L’article 111 du décret du 27 novembre 1991 organisant la profession d’avocat affirme tout d’abord l’incompatibilité de cette profession avec « toutes les activités de caractère commercial, qu’elles soient exercées directement ou par personne interposée », d’une part, et avec certains mandats sociaux et qualités d’associé d’autre part. L’article 115 déclare ensuite que « La profession d’avocat est incompatible avec l’exercice de toute autre profession, sous réserve de dispositions législatives ou réglementaires particulières », cette même disposition autorisant, entre autres, les « fonctions d’enseignement ». Ainsi, l’avocat pourrait être rémunéré pour donner des cours de cuisine, mais il ne saurait exercer une activité commerciale de restauration.

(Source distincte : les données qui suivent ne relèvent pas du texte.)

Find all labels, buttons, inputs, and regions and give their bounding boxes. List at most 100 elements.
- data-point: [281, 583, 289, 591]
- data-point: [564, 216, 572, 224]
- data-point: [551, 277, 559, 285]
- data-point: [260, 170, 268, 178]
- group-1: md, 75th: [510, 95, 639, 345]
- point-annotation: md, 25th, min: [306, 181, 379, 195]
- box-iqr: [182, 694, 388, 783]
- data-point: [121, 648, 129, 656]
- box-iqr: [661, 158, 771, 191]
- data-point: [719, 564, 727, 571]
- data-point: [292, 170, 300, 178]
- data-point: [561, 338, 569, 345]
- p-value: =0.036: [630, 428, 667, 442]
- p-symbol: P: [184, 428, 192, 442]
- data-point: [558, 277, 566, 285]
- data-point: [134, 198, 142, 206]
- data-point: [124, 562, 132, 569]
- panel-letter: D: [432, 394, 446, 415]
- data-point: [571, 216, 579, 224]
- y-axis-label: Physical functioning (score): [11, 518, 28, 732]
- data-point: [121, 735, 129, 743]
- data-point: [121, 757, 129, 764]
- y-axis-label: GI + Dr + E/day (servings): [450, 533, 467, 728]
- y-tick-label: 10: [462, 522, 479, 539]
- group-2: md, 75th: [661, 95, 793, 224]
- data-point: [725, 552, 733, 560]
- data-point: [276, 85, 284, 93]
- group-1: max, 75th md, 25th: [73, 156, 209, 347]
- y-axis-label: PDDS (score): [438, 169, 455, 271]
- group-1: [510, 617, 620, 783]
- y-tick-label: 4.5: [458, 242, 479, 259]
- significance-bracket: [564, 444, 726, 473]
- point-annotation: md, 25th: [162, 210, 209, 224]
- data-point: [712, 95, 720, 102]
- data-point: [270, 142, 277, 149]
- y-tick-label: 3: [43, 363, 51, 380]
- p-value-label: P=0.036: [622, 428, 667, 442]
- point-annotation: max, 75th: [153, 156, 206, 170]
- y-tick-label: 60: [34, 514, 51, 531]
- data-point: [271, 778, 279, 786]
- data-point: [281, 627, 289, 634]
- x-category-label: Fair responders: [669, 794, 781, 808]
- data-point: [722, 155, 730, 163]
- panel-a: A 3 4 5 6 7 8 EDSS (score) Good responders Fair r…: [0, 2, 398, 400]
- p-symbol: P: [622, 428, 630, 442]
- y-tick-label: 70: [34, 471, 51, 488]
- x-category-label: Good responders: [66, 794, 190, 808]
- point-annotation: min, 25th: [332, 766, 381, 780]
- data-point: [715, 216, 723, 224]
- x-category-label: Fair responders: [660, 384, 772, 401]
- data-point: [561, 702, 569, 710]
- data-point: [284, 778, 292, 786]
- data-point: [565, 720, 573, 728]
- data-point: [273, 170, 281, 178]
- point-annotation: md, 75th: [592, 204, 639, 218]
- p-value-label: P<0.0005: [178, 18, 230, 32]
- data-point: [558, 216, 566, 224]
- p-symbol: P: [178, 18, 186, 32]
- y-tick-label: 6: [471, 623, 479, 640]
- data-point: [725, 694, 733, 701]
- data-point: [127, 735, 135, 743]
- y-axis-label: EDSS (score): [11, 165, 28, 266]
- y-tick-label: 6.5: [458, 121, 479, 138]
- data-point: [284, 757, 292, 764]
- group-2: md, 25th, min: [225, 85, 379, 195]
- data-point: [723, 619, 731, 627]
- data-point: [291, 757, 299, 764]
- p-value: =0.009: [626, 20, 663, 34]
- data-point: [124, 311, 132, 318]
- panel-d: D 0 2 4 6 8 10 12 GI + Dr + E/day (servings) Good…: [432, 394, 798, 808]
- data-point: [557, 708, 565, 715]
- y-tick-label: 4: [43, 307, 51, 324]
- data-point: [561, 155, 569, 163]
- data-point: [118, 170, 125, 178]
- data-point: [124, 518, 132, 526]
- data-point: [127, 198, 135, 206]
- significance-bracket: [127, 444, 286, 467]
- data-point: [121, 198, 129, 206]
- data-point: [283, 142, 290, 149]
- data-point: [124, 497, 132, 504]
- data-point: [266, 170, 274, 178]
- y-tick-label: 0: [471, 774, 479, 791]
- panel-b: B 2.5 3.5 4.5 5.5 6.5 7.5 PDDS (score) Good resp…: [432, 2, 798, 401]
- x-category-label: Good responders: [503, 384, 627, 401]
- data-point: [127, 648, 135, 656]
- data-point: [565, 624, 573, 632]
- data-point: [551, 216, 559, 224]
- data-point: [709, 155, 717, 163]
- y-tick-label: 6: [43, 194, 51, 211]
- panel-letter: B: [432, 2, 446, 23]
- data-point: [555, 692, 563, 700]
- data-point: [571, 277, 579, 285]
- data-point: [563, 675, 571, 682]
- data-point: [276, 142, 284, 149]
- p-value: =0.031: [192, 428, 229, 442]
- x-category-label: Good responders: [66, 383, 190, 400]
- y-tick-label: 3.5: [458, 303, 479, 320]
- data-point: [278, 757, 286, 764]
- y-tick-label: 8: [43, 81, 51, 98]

On peut s’arrêter un instant sur ce caractère commercial, d’ailleurs. Parce que l’article L. 110-1 du Code de commerce dispose que « La loi répute actes de commerce (…) toute entreprise de fournitures », on peut penser que la fourniture de nourriture aux clients d’un restaurant est une activité commerciale. Toutefois, le caractère artisanal de la restauration pourrait rendre à l’activité une nature civile. L’interdiction de l’article 115 du décret de 1991 précité est sans doute l’obstacle le plus sérieux à l’exercice d’une activité de restauration, car il n’est pas de texte législatif ou réglementaire qui permette expressément à l’avocat d’exercer simultanément une activité de restaurateur, et le principe est bien celui de l’incompatibilité avec toute autre profession.

Précisons que la qualité d’associé de SCP ne changeait rien, dès lors que l’article 4 de la loi n° 66-879 du 29 novembre 1966 relative aux sociétés civiles professionnelles dispose que « Sauf disposition contraire du règlement d’administration publique particulier à chaque profession, tout associé ne peut être membre que d’une seule société civile professionnelle et ne peut exercer la même profession à titre individuel », mais ne se mêle pas de la participation de l’associé de SCP à l’activité d’une autre société qui ne serait pas une SCP, ni de l’exercice par l’associé d’une autre profession à titre individuel.

Rappelons que la Cour de cassation avait déjà jugé par le passé que des avocats ne pouvaient être les associés majoritaires d’une SARL ayant pour objet  « la restauration, l’épicerie fine, bar, salle de jeux, hôtel, night-club, cave de vins, lavomatic et toutes activités s’y rattachant », dans un cas où les avocats étaient sans doute plus que de simples associés (v. not. Cass. civ. 1ère, 25 avril 1989, n° 86-17873 et v. aussi Cass. civ. 1ère, 13 décembre 1988, n° 86-17735, Bull.).

Un associé doit-il consacrer toute son activité à sa société ?

Dernière observation: la cour d’appel avait laissé entendre que l’associé d’une SCP devrait consacrer l’intégralité de son activité à celle-ci.

Cela n’est cependant pas dit par les textes. Une telle idée fait penser à la situation de l’apporteur en industrie, à propos duquel l’article 1843-3 du Code civil énonce qu’il « doit compte [à la société] de tous les gains qu’il a réalisés par l’activité faisant l’objet de son apport », ce qui ne veut pas dire qu’il doit consacrer chaque minute de son temps à la société, mais qu’il ne peut conserver le revenu qu’il retirerait de l’activité faisant l’objet de l’apport en l’exerçant pour son compte personnel ou pour d’autres que la société.

Parce qu’elle va dans le sens de l’arrêt d’appel qui avait laissé entendre que l’associé doit consacrer tout son temps à la société (une conception extensive de l’affectio societatis?), et parce qu’elle est publiée au Bulletin, la décision de la Cour de cassation pourra être utilisée dans les litiges où l’on reproche à un associé des efforts insuffisants pour la prospérité de la société. Il ne faut cependant pas oublier que l’activité de restauration exercée par l’associé lui était au cas particulier sans doute interdite.